Front end tests should not focus on
- Verifying that the server is providing correct data (the response type and format can be validated, but FE tests don't check server math and database integrity, for example)
Testing Structure
Test suites should provide the following benefits:
- Can be run in any browser
- All tests are written exclusively in JavaScript
- Tests can save screenshots of the browser as needed during testing (Phantom does this)
- Tests can be run at different screen sizes
- Testing can be initiated from and integrate with CI
Testing Structure
- Test suites are written with a BDD dialect like Mocha or Jasmine.
- E2E tests should use WebdriverJS http://webdriver.io/ or something comparable that drives selenium web driver.
- Unit tests may run directly through node without requiring a browser, particularly for node and utility code.
- Tests are generally behavioral, use Selenium to exercise parts of the DOM as though you are a user clicking through the site
Running Tests
Configure scripts in package.json
to run tests with simple commands like npm test
.
E2E Testing Angular
Use Protractor, there is a complete sample setup in Vokal Seed.
Unit Testing Angular
Use Karma, there is a complete sample setup in Vokal Seed.
Code Coverage Tools
Istanbul should be used to generate code coverage. The configuration for doing so varies based on the test framework but samples for Karma and Protractor are in Vokal Seed.
Testing with BrowserStack Automate
When running E2E tests on Drone, use BrowserStack Automate as there are no browsers installed on Drone.
- Generally, Vokal has this account to run automated tests on the Drone server at build time. We have a limited number of connections available at one time, so use your local browser for testing unless you need to test against a browser that isn't installable on your machine.

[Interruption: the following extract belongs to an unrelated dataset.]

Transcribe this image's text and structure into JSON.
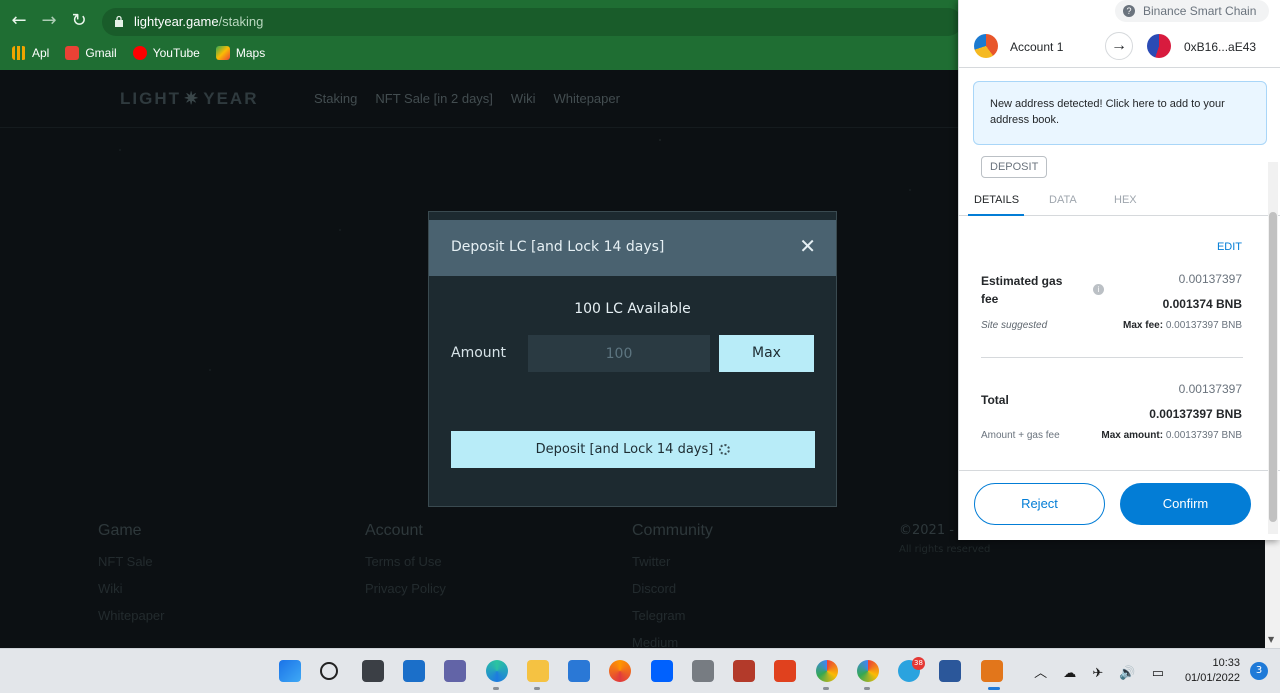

- If you do want to use Automate on your machine you will want to add the BrowserStack username and key as environment variables on your machine. The configuration setup for protractor makes injecting them as arguments from the command line super awkward... so do it that way. These are available on the left side of the Automate screen when you login to the BrowserStack website. The node process.env will be looking for
BROWSERSTACK_USER
andBROWSERSTACK_KEY
. - Automate is more prone to timing out than running directly on your machine. Using generous timeout values is recommended, and you will still probably need to sometimes restart a build due to a timeout.
- You will likely want to continue running Karma with Phantom directly on Drone, as it is faster.
- Certain actions running on Automate are in the context of the remote machine rather than "your" machine. Mainly, if you want to use a
input[type=file]
to upload a file on Automate, you will have to choose one of the file paths on the remote machine.